Through an examination of the Mainland Travel Permit for Hong Kong and Macau Residents, this paper argues that there is a disjuncture between the idea of home and citizenship for mobile Chinese subjects and that this disjuncture reveals the crucial and constant work of defining non-citizens in order to safeguard citizenship. That is, non-citizens are essential for the definition of citizenship. Non-citizens are not simply there, as refugees, migrants, or stateless people. Rather, the state must engage in constant project of defining them through a process that I identify as mass capture.
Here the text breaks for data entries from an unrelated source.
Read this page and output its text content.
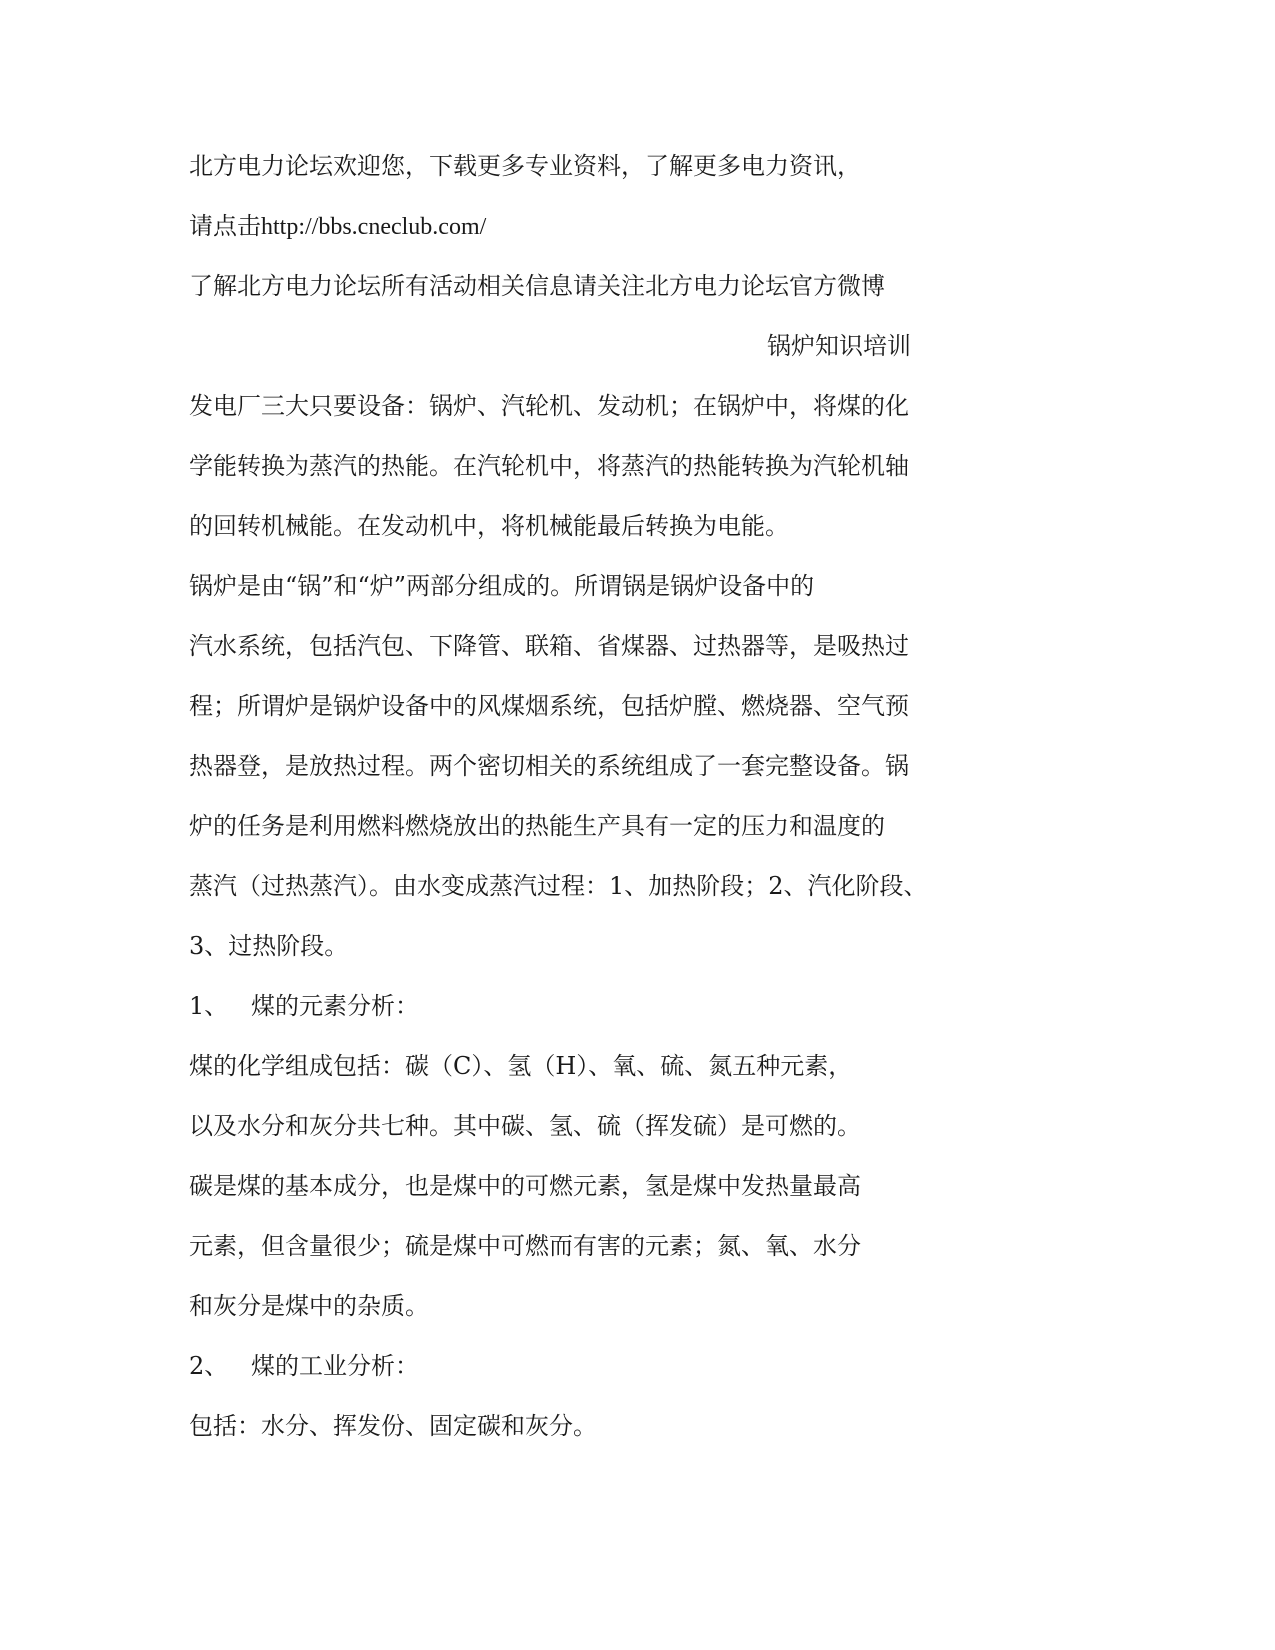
北方电力论坛欢迎您，下载更多专业资料，了解更多电力资讯，
请点击http://bbs.cneclub.com/
了解北方电力论坛所有活动相关信息请关注北方电力论坛官方微博
锅炉知识培训
发电厂三大只要设备：锅炉、汽轮机、发动机；在锅炉中，将煤的化
学能转换为蒸汽的热能。在汽轮机中，将蒸汽的热能转换为汽轮机轴
的回转机械能。在发动机中，将机械能最后转换为电能。
锅炉是由“锅”和“炉”两部分组成的。所谓锅是锅炉设备中的
汽水系统，包括汽包、下降管、联箱、省煤器、过热器等，是吸热过
程；所谓炉是锅炉设备中的风煤烟系统，包括炉膛、燃烧器、空气预
热器登，是放热过程。两个密切相关的系统组成了一套完整设备。锅
炉的任务是利用燃料燃烧放出的热能生产具有一定的压力和温度的
蒸汽（过热蒸汽）。由水变成蒸汽过程：1、加热阶段；2、汽化阶段、
3、过热阶段。
1、 煤的元素分析：
煤的化学组成包括：碳（C）、氢（H）、氧、硫、氮五种元素，
以及水分和灰分共七种。其中碳、氢、硫（挥发硫）是可燃的。
碳是煤的基本成分，也是煤中的可燃元素，氢是煤中发热量最高
元素，但含量很少；硫是煤中可燃而有害的元素；氮、氧、水分
和灰分是煤中的杂质。
2、 煤的工业分析：
包括：水分、挥发份、固定碳和灰分。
I develop the concept of mass capture by engaging with Agre’s work differentiating surveillance from capture. Agre’s insistence upon capture as a process that has a grammar, and thus a process that demands the intricacies of reading, allows for a way of understanding the state’s large-scale collection of personal data in terms that take up surveillance as a logic of legibility.

Acknowledgements

I would like to thank Sara Rozenberg for her superb research assistance. I would also like to thank the editors of this Special Issue and the anonymous reviewers of this article. Their comments and suggestions have been invaluable.

Notes

1. Explanations of some questions by the Standing Committee of the National People’s Congress concerning the implementation of the Nationality Law of the People’s Republic of China in the Hong Kong Special Administrative Region (adopted at the Nineteenth Session of the Standing Committee of the Eighth National People’s Congress on 15 May 1996). These ‘Explanations’ clarified the PRC’s position in relation to people of Chinese descent in Hong Kong by, among other items, re-affirming the principles of jus sanguinis: ‘Where a Hong Kong resident is of Chinese descent and was born in the Chinese territories (including Hong Kong), or where a person satisfies the criteria laid down in the Nationality Law of the People's Republic of China for having Chinese nationality, he is a Chinese national’ (qtd in Yeung Citation2001, 36).